Michael Werner gallery, with branches in New York, London and Berlin, sold a 1971 Sigmar Polke painting for $4.5 million. Once owned by advertising mogul and collector Charles Saatchi, the work depicts purple monkeys, an alligator and an erect penis.
Contemporary-art galleries, which occupied the second floor of the convention center, did booming business with lower prices.
An abstract painting by Jeff Elrod sold for $95,000 at Simon Lee Gallery, based in London and New York.

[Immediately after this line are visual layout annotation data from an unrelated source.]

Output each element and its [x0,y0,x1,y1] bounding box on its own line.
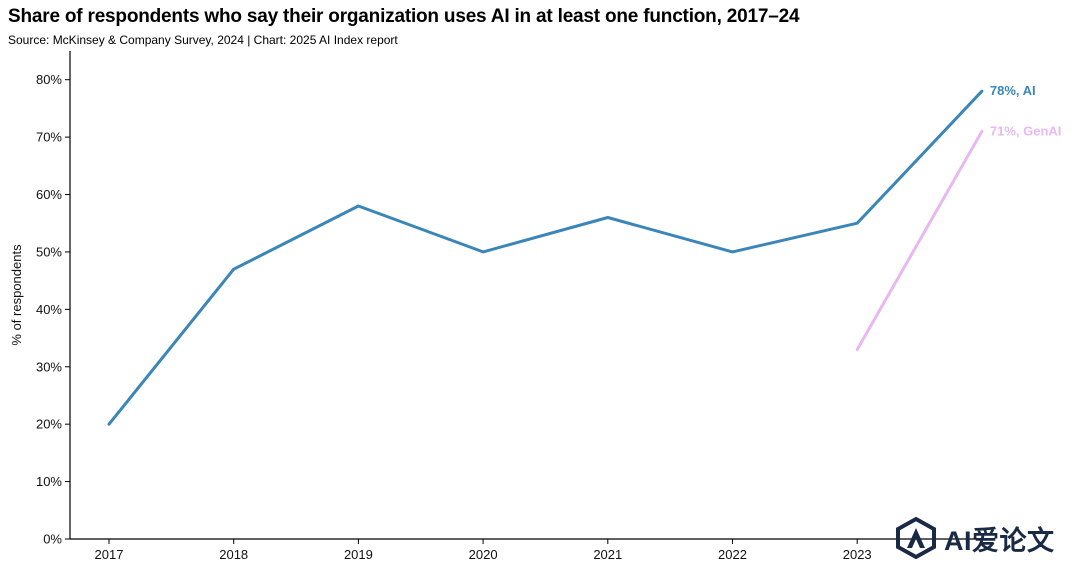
x-tick-label: 2019 [344,547,373,562]
y-tick-label: 70% [36,130,62,145]
series-line-genai [855,129,984,351]
x-tick-label: 2017 [95,547,124,562]
x-tick-label: 2023 [843,547,872,562]
x-tick-label: 2018 [219,547,248,562]
a-logo-icon [896,516,936,560]
y-tick-label: 20% [36,417,62,432]
y-tick-label: 80% [36,72,62,87]
y-tick-label: 50% [36,244,62,259]
x-tick-label: 2020 [469,547,498,562]
y-axis-title: % of respondents [9,244,24,346]
watermark-text: AI爱论文 [944,525,1055,556]
y-tick-label: 0% [43,532,62,547]
chart-title: Share of respondents who say their organ… [8,6,800,27]
chart-subtitle: Source: McKinsey & Company Survey, 2024 … [8,33,398,47]
series-end-label-genai: 71%, GenAI [990,123,1062,138]
y-tick-label: 60% [36,187,62,202]
y-tick-label: 30% [36,359,62,374]
y-tick-label: 40% [36,302,62,317]
x-tick-label: 2021 [593,547,622,562]
series-line-ai [107,89,984,426]
watermark-logo: AI爱论文 [894,516,1055,560]
x-tick-label: 2022 [718,547,747,562]
y-tick-label: 10% [36,474,62,489]
series-end-label-ai: 78%, AI [990,83,1036,98]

Sherrie Levine’s cast-bronze sculpture of an alligator’s head went for $300,000.
A Miro-like abstraction by young Brazilian-born artist Christian Rosa sold for 25,000 euros ($33,870) at Berlin’s Contemporary Fine Arts gallery.
“I could have sold it 20 times,” said Bruno Brunnet, a partner at the gallery where a sold-out exhibition by Rosa ended last week.
A massive black painting by Glenn Ligon sold for $700,000 to a private collector, according to London-based Thomas Dane gallery.
Most of the works at Zurich-based Galerie Eva Presenhuber were spoken for by late yesterday afternoon. Ugo Rondinone’s three new cloud-shaped paintings sold for 180,000 Swiss francs ($200,200) each. Joe Bradley’s sprawling painting consisting of several white canvases and one pink canvas, sold for $300,000.
The ranks of collectors from traditional markets, including Europe and the U.S., swelled as buyers from China, Russia and the Middle East flocked to Art Basel, dealers and organizers said.
Collectors from Kazakhstan bought a Murano-glass sculpture resembling an outsized necklace by French artist Jean-Michel Othoniel priced at 290,000 euros on the booth of Paris- and New York-based Galerie Perrotin.
“It’s crazy but why not?” said Othoniel, who attended the fair along with dozens of other artists. “There are new collectors all over the world.”
In the evening, business gave way to parties. Though less numerous and flashy than during Art Basel Miami Beach, the events offered plenty of classy and raucous entertainment.
Dallas-based collector Howard Rachofsky and artists Sterling Ruby and John Bock were among dozens of guests who celebrated Art Basel’s “Unlimited” section of oversized sculptures and installations at a mansion surrounded by Baroque gardens 20 minutes outside of Basel.
Billionaire jeweler Laurence Graff and Russian collector Maria Baibakova were guests at art dealer Dominique Levy’s dinner honoring German artist Gunther Uecker, whose suite of eight white paintings at her booth sold for more than 5 million euros to a European foundation. To celebrate the radical performance element of the works, which were painted with the artist’s bare hands and feet and studded with razors and nails, circus performers including a sword swallower, a human cannon and two burlesque acrobats entertained diners.
Emmanuel Perrotin hosted a dinner for more than 100 guests on a moored barge after selling works ranging from $5,000 to $850,000 at the fair. It culminated with a live concert by French pop band, Naive New Beaters, who wore fur hats and used a palm tree as a stage prop.
“If you don’t do well during Art Basel, you might as well close your gallery,” said Perrotin as he headed for the dance floor.